What we love about the game:
For us Topiary is definately a game to grow into. For such a simple concept, there is a suprising amount of strategic calculation involved. But we like it because it’s quick to set up and play straightaway and usually only last around 10 minutes. The artwork is beautiful, all gentle watercolours with little details such as the hedge shadows on the score board. Our Renegade games version also comes with 4 very different meeples, including a wheelchair user. I think the theme stops it becoming more of a favourite game for N who would undoubtedly love it if we were creating sight lines in Jurassic park but he enjoys it nonetheless.
The game works well for mixed age play because it can be played either by focusing on your own goals (and inadvertantly blocking others!) or with an eye to disrupting other players. I love playing Topiary because I find it a real mental workout deciding where laying a tile might give me the best possible score and who I need to block. Meanwhile N seems to more easily find where to lay tiles of the same shape and consequently gets some higher scores than the adults. In effect we are playing the same game but with different strategies and levels of mental strain.

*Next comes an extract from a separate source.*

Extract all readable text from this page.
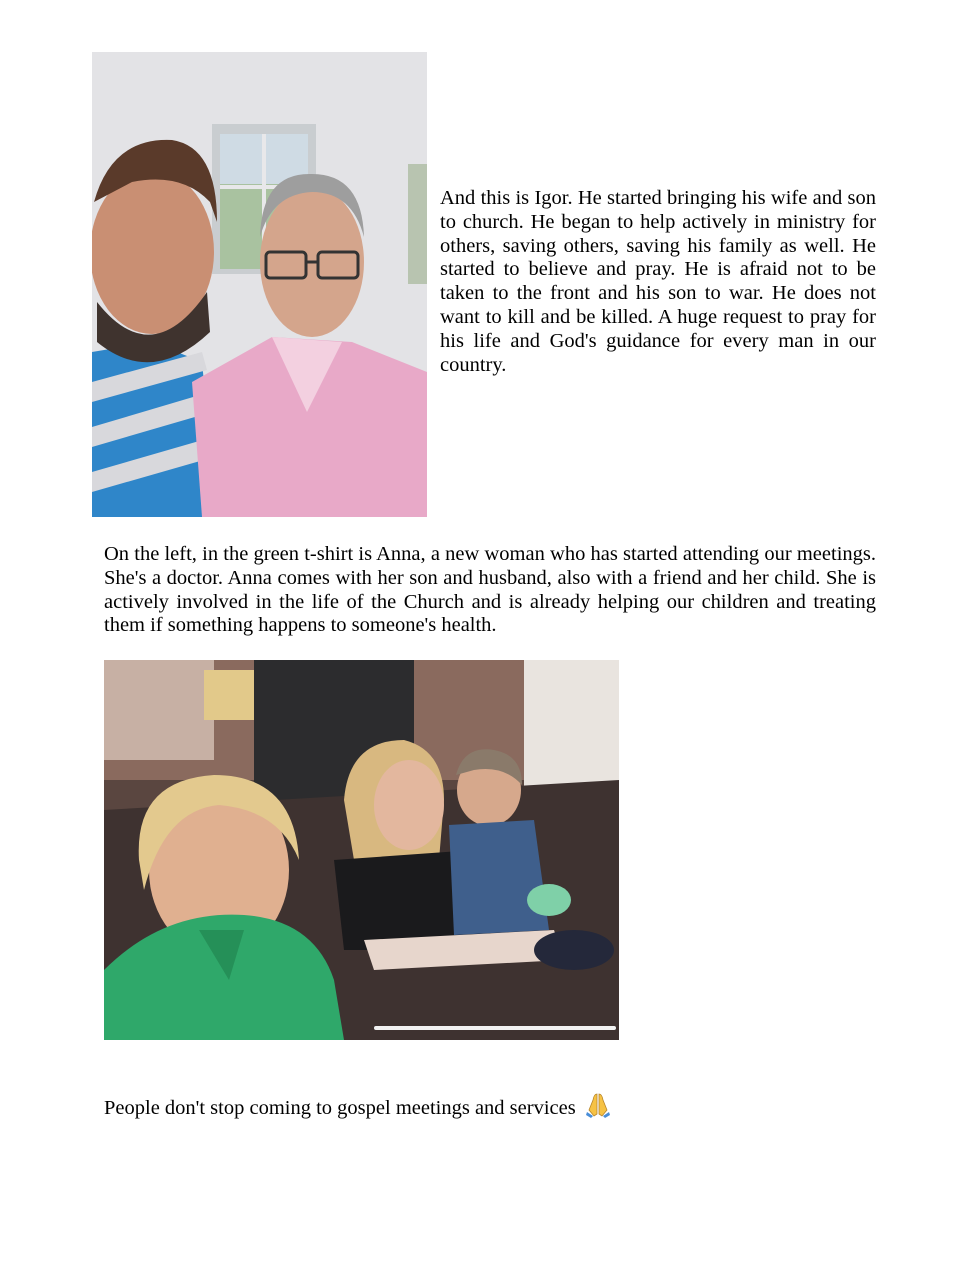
And this is Igor. He started bringing his wife and son to church. He began to help actively in ministry for others, saving others, saving his family as well. He started to believe and pray. He is afraid not to be taken to the front and his son to war. He does not want to kill and be killed. A huge request to pray for his life and God's guidance for every man in our country.

On the left, in the green t-shirt is Anna, a new woman who has started attending our meetings. She's a doctor. Anna comes with her son and husband, also with a friend and her child. She is actively involved in the life of the Church and is already helping our children and treating them if something happens to someone's health.

People don't stop coming to gospel meetings and services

With the simplified rules, I think Topiary works well as a tile laying game for younger players but ages 7 or 8+ will really start to appreciate how they can lay tiles to ruin other players’ plans. While the theme and style of gameplay means it certainly won’t appeal to everyone, it’s simplicity, beautiful artwork, and ability to get brains thinking makes Topiary a great family game if you are looking for something a bit more strategic. The option to increase the difficulty by changing the rules also means it’s a game that we can keep going back to as the kids get older.